Cetin felt rebellion welling up inside her.
“I wanted to go on the streets and scream that they are lying to us,” she remembers, “a cruelty like this happened, and I wanted to shout it out loud.”
Armenia and the Armenian diaspora have been doing exactly that and demanding that the “Great Catastrophe” be recognized as genocide by Turkey and the world. Armenian President Serzh Sargysan said earlier this year that “impunity paved a path to Holocaust and genocides in Rwanda, Cambodia and Darfur.”
The survivors of 1915 and witnesses remember massacres, bloodied rivers, concentration camps, rape and death marches into the Syrian desert.
A new tone
The Republic of Turkey has always rejected the term “genocide.” Rather, the Ottoman Empire’s Committee of Union and Progress believed Armenian nationalists to be collaborating with the Russian army, which was at war with the Ottoman Empire. To prevent this alliance and stop violence against civilians, the committee undertook a policy of “relocation” to move Armenian populations residing in or near the war zone to southern provinces. Turkey argues that wartime conditions, famine and internal conflicts led to the death of millions of Ottomans, including Armenian subjects.
But it’s only in the last decade that public dialogue in Turkey began.
“We just started breaking the silence recently”, Cetin said. “People were quiet for 90 years in this country.”
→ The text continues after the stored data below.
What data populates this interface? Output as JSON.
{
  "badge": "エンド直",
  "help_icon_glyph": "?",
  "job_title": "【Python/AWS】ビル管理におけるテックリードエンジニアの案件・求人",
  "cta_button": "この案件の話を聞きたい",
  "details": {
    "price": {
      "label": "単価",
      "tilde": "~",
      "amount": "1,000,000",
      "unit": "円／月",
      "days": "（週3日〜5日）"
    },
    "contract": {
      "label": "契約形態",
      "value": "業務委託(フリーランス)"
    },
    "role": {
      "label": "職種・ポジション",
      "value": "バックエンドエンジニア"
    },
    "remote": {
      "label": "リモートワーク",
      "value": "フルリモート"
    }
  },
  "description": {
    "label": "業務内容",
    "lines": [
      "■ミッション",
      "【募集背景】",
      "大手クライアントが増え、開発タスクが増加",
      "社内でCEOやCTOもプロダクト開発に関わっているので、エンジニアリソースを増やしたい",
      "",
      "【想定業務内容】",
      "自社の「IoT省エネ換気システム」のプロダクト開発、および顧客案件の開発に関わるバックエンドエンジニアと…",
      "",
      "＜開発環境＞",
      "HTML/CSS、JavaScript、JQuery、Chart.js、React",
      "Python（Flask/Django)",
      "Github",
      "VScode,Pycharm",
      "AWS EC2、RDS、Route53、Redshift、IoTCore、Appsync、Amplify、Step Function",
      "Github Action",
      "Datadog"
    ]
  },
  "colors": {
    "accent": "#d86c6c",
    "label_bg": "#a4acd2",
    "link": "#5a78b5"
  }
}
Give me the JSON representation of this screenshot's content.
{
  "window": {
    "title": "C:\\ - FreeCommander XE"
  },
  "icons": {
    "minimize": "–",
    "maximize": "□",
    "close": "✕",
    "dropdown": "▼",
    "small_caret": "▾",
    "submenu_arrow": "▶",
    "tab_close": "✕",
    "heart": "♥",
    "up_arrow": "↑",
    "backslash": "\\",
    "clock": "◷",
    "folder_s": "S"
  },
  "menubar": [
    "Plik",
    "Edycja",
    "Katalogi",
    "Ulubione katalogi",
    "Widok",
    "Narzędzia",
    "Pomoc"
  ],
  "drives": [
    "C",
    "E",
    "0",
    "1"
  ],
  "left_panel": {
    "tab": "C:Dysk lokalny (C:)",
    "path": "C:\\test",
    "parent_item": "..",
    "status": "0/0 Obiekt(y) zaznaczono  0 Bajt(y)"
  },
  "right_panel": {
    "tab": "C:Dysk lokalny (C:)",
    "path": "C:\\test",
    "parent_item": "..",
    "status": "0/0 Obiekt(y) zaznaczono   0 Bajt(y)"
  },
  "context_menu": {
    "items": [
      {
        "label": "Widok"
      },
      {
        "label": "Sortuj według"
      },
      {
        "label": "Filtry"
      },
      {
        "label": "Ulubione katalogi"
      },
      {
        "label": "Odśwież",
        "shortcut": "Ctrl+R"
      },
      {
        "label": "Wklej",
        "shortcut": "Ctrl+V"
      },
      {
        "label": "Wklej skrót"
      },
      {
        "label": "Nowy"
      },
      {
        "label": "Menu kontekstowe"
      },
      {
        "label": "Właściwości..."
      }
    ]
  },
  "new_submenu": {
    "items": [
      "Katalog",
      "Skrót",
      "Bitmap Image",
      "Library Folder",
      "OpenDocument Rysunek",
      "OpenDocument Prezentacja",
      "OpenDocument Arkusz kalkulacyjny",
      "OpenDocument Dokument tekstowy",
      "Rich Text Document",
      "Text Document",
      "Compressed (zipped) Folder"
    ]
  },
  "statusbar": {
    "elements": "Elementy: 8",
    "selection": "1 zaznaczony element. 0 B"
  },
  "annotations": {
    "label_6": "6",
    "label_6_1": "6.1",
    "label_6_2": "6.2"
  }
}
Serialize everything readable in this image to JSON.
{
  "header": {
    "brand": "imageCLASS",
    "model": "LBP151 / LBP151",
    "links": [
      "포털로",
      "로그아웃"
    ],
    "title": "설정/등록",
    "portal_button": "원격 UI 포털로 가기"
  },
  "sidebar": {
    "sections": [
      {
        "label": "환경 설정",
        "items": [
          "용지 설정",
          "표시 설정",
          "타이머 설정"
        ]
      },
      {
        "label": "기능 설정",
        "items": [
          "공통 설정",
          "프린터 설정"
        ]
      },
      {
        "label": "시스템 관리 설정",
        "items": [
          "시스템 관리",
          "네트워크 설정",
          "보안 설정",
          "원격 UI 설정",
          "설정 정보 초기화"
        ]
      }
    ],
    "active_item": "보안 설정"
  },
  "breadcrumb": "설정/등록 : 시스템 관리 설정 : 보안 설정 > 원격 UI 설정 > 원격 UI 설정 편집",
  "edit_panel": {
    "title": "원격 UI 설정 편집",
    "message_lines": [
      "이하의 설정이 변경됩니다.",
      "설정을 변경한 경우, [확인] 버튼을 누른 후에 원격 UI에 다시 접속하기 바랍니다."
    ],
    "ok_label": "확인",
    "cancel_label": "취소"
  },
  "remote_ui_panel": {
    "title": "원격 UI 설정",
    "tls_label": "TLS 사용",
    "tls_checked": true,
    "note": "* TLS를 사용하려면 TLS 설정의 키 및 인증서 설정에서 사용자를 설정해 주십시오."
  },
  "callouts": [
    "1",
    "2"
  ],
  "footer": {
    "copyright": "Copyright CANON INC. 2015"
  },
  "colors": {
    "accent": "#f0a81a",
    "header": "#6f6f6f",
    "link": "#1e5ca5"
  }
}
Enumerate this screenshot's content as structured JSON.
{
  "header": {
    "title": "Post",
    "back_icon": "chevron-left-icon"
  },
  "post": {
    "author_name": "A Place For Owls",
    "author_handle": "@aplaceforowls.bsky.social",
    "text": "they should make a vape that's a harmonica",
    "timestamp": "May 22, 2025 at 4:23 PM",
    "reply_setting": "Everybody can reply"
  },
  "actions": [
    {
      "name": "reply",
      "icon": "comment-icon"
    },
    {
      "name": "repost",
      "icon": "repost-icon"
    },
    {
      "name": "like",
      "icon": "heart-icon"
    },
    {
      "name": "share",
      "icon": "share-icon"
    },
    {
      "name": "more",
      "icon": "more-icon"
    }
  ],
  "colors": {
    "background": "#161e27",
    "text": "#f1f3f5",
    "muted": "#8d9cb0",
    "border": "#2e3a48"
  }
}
Turkish leaders have recently taken a more reconciliatory tone. Turkish President Recep Tayyip Erdogan offered Turkey’s condolences last year to the descendants of the Armenians who lost their lives. He called for the establishment of a joint historical commission in order to study the “events” of 1915.
But Pope Francis’ use of the word “genocide” and the European Parliament’s resolution last week angered Turkish leaders. The Ministry of Foreign Affairs called the resolution “selective and one-sided,” claiming it repeated “anti-Turkish clichés.” Erdogan deemed it a “hostile campaign against Turkey.”
This week, Turkish Prime Minister Ahmet Davutoglu repeated the call for a historical inquiry and the need for an approach based on “just memory” for a “common peaceful future.” He asked that third parties, such as Pope Francis, refrain from “aggravating age-old wounds.”
Unfulfilled journey
A century on, Cetin says the dynamism surrounding the 100th anniversary excites her, bringing together artists, musicians, scholars and intellectuals as well as Turkey’s citizens of all ethnicities and Armenians from across the world. If the government were to acknowledge 1915 as a genocide, it would speed up the reconciliation and healing process, she says. “But if it does not face genocide, then it does not matter. Society coming face to face with it is more important.”
Still Cetin remains hopeful that Turkey will accept its moral obligation towards history and its people. As an Armenian Turk, Cetin has helped others retrace their roots and look for long lost answers. But for many, the emotional journey remains unfulfilled as long as Turkey denies the cause of their pain.